Baseline characteristics did not affect achievement of ≥5% and ≥10% BMI reductions at week 56 in adolescents treated with liraglutide. Further, there was no association between weight variability and BMI reduction. Early liraglutide responders appeared to have greater BMI and body weight reductions at week 56 compared with early non-responders.
This secondary analysis suggests that adolescents with obesity may experience significant BMI reductions after 56 weeks of liraglutide treatment, regardless of their sex, race, ethnicity, age, pubertal stage, glycemic status, obesity category, severity of depression symptoms, or weight variability. Early response may predict greater week 56 response.

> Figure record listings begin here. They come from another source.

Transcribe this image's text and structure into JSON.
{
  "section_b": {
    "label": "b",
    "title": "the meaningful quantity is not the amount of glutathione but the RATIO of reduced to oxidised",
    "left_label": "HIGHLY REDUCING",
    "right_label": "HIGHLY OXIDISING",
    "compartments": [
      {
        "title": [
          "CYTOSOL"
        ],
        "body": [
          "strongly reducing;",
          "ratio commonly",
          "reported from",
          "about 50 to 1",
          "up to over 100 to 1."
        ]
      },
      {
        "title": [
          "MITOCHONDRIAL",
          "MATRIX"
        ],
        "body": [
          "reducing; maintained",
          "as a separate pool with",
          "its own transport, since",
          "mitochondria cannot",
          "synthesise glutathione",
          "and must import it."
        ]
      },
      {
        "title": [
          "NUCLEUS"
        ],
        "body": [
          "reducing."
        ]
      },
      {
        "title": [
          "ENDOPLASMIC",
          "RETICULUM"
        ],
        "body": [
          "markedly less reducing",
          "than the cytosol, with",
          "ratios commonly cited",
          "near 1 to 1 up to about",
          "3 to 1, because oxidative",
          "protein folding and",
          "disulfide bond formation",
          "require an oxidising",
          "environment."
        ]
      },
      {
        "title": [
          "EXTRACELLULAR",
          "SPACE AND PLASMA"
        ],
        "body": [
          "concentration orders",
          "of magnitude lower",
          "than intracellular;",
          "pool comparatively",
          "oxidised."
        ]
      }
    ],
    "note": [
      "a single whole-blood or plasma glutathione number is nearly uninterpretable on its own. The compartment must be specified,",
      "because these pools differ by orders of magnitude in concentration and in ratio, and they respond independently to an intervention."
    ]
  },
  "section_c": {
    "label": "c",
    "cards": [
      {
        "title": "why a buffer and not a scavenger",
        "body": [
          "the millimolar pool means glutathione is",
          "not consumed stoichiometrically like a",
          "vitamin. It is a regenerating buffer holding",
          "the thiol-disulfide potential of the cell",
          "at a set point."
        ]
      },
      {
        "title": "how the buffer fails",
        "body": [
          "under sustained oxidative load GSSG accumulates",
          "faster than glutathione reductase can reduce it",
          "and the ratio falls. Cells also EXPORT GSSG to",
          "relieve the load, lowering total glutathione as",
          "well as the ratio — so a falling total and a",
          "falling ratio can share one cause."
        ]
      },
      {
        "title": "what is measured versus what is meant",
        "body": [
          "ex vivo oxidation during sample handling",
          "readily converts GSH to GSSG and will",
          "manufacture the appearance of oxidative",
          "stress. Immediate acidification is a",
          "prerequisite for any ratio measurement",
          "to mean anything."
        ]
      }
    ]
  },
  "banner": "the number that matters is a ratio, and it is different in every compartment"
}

随着儿童肥胖症患病率的增加,确定哪些患者对减肥药物有反应将加强肥胖症治疗的个性化方法。在一项针对青春期肥胖青少年的 SCALE Teens 试验(NCT02918279)中,与安慰剂相比,利拉鲁肽 3.0mg(或最大耐受剂量)平均显著降低了体重指数(BMI)标准差评分。也就是说,利拉鲁肽对青少年 BMI 降低的影响差异很大,与成年人相似。
确定事后特征,以预测青少年接受利拉鲁肽与安慰剂治疗 56 周时,达到 BMI 降低≥5%和≥10%的可能性。

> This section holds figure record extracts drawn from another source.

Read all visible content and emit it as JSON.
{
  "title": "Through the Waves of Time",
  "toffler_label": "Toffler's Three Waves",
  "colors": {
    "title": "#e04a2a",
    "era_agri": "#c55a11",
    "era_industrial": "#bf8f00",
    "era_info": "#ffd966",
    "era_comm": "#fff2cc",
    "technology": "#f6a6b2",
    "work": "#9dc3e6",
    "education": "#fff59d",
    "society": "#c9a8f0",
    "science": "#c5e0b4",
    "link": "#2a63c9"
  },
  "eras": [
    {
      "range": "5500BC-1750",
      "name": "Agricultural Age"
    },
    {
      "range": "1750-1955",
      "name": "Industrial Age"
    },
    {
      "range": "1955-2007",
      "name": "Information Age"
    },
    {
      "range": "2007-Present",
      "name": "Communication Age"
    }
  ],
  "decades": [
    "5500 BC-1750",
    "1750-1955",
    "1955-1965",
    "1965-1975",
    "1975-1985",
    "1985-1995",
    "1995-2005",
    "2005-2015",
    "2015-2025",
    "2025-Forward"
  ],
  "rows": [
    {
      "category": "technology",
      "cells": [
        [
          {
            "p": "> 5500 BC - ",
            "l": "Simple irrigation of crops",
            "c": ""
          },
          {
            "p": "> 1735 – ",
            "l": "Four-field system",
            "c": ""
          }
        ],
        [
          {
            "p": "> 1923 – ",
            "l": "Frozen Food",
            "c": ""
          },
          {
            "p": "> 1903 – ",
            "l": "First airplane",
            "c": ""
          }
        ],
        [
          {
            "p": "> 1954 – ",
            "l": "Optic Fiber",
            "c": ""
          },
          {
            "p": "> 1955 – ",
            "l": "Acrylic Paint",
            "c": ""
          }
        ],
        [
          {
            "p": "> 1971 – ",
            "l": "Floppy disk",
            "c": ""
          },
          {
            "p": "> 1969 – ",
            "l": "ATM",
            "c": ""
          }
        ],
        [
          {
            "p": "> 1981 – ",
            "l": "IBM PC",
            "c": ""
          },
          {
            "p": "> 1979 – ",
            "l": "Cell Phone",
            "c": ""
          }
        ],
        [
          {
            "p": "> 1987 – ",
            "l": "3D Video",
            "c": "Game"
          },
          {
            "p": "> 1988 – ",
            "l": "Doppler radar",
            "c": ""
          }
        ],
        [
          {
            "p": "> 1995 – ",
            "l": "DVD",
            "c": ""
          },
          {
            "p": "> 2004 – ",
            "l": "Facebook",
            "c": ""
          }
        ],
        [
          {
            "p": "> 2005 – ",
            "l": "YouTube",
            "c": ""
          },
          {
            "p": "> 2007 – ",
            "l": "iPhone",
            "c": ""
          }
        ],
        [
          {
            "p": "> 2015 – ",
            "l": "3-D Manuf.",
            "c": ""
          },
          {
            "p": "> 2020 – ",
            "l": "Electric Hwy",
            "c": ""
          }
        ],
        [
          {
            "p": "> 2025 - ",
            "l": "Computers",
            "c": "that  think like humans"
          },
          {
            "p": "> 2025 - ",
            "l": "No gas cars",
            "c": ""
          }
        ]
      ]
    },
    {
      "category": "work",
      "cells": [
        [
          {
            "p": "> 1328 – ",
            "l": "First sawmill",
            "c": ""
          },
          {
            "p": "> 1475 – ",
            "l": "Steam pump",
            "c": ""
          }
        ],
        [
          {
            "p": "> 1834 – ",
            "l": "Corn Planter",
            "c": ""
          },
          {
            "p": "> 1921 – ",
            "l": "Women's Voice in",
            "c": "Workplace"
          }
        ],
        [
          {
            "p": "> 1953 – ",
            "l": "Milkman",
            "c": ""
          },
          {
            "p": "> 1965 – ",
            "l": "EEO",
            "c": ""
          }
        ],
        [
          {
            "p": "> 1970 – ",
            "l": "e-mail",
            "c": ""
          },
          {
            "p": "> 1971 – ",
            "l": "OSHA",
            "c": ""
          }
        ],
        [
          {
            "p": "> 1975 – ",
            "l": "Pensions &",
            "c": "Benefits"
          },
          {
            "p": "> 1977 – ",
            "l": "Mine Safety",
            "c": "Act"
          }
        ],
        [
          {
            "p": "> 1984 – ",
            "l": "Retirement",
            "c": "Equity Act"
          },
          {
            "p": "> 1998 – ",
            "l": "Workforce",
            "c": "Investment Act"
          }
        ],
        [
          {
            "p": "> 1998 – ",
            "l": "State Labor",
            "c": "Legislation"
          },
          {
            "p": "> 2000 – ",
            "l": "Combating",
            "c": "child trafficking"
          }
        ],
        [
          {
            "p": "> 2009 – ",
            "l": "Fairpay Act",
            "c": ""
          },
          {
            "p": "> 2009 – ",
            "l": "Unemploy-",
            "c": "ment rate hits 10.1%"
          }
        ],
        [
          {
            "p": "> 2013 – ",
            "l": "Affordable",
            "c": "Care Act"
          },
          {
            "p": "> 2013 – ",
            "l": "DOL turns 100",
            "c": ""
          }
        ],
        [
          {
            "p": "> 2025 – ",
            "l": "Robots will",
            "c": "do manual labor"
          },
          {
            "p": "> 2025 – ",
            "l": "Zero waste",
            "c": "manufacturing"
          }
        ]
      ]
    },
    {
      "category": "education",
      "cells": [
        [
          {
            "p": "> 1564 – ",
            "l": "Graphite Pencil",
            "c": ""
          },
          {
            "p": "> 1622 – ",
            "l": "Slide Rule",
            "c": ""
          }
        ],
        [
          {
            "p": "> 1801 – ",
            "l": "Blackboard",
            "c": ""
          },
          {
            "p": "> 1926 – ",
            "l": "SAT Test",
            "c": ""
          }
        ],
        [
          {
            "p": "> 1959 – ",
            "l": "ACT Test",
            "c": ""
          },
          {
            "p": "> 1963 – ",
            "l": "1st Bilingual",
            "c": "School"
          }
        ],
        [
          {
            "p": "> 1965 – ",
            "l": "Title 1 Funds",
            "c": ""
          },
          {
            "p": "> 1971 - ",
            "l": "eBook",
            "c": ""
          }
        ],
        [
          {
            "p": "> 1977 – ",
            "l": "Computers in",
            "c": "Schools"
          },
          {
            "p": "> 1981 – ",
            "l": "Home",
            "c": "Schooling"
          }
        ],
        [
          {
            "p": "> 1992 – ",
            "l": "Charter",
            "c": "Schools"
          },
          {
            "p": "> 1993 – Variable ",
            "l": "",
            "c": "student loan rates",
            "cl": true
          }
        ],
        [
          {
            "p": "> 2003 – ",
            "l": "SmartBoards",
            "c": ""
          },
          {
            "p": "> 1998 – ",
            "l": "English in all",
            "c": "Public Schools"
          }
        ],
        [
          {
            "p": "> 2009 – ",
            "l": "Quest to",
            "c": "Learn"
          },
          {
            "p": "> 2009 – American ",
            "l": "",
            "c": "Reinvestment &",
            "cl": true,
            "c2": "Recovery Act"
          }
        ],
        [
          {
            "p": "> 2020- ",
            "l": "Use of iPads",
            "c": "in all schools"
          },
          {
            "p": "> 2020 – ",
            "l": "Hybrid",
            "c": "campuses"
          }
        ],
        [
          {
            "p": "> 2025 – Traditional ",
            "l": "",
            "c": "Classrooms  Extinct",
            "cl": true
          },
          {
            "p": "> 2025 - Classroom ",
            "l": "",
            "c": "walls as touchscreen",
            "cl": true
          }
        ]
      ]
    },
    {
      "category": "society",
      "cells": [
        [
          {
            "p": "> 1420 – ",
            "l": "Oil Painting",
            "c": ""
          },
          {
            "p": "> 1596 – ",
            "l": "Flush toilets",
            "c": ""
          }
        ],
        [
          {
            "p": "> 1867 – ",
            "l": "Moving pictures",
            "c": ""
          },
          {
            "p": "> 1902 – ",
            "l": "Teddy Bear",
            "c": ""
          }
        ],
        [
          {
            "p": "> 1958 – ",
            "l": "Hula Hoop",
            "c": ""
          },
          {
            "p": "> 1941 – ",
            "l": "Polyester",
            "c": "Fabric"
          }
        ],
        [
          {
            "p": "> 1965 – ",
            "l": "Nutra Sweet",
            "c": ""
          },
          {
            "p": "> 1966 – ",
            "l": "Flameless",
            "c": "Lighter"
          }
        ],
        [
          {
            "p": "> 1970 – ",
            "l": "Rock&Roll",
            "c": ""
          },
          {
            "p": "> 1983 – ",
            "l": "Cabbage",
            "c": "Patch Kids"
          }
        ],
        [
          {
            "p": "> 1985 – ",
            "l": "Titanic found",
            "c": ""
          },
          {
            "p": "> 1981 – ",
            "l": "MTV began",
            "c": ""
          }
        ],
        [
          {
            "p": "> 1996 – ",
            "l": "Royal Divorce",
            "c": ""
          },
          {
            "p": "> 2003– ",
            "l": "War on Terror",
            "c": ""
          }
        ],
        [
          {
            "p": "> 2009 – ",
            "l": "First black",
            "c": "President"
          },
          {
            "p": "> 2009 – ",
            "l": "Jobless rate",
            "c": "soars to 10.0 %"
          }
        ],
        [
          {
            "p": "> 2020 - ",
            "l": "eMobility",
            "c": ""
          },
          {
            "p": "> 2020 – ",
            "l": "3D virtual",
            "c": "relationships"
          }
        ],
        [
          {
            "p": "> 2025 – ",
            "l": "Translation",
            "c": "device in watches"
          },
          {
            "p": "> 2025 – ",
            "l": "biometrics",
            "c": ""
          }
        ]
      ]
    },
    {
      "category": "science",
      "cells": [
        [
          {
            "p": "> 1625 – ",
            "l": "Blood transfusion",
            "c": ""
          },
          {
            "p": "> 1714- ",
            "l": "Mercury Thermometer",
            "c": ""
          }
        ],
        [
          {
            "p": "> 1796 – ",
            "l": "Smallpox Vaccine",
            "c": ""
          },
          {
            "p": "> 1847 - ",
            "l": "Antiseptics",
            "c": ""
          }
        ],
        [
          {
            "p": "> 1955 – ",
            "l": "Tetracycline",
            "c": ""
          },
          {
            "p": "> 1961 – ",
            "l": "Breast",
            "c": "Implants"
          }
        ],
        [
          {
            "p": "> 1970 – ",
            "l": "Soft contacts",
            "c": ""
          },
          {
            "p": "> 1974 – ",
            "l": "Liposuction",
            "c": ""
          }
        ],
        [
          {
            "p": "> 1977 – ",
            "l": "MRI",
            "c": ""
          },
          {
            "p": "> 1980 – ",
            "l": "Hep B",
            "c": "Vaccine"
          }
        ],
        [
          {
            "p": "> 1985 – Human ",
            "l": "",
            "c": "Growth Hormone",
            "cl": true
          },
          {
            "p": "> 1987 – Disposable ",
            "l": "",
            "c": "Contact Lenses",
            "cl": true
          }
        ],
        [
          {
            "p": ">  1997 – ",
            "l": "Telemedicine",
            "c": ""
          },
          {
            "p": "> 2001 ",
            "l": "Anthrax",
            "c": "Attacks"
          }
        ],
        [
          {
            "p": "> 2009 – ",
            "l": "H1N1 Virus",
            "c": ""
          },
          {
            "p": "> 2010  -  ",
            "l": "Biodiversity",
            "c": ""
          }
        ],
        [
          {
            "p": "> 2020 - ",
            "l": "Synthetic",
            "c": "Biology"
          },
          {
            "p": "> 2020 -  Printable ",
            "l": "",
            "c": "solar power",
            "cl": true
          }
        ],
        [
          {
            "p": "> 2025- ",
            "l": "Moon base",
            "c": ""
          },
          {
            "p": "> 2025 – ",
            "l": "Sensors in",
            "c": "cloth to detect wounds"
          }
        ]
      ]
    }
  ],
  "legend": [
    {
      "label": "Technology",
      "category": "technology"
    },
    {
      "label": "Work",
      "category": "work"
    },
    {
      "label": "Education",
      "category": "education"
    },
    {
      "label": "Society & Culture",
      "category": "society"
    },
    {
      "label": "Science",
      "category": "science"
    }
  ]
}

对接受利拉鲁肽(n=125)或安慰剂(n=126)治疗 56 周的 251 名青少年进行逻辑回归分析。基线特征(预先选择)包括性别、种族、民族、年龄、Tanner(青春期)阶段、血糖状态(高血糖[2 型糖尿病/糖尿病前期]与正常血糖)、肥胖类别(II/III 类与 I 类)、抑郁症状严重程度(患者健康问卷-9)和体重波动(随时间的体重波动)。使用描述性统计评估早期应答者状态(第 16 周 BMI 降低≥4%)对第 56 周反应的影响。
基线特征不影响青少年接受利拉鲁肽治疗后第 56 周达到≥5%和≥10%BMI 降低的可能性。此外,体重波动与 BMI 降低之间没有关联。与早期非应答者相比,早期利拉鲁肽应答者在第 56 周时 BMI 和体重减轻幅度更大。
这项二次分析表明,肥胖青少年在接受利拉鲁肽治疗 56 周后可能会显著降低 BMI,无论其性别、种族、民族、年龄、青春期阶段、血糖状态、肥胖类别、抑郁症状严重程度或体重波动如何。早期反应可能预测第 56 周更大的反应。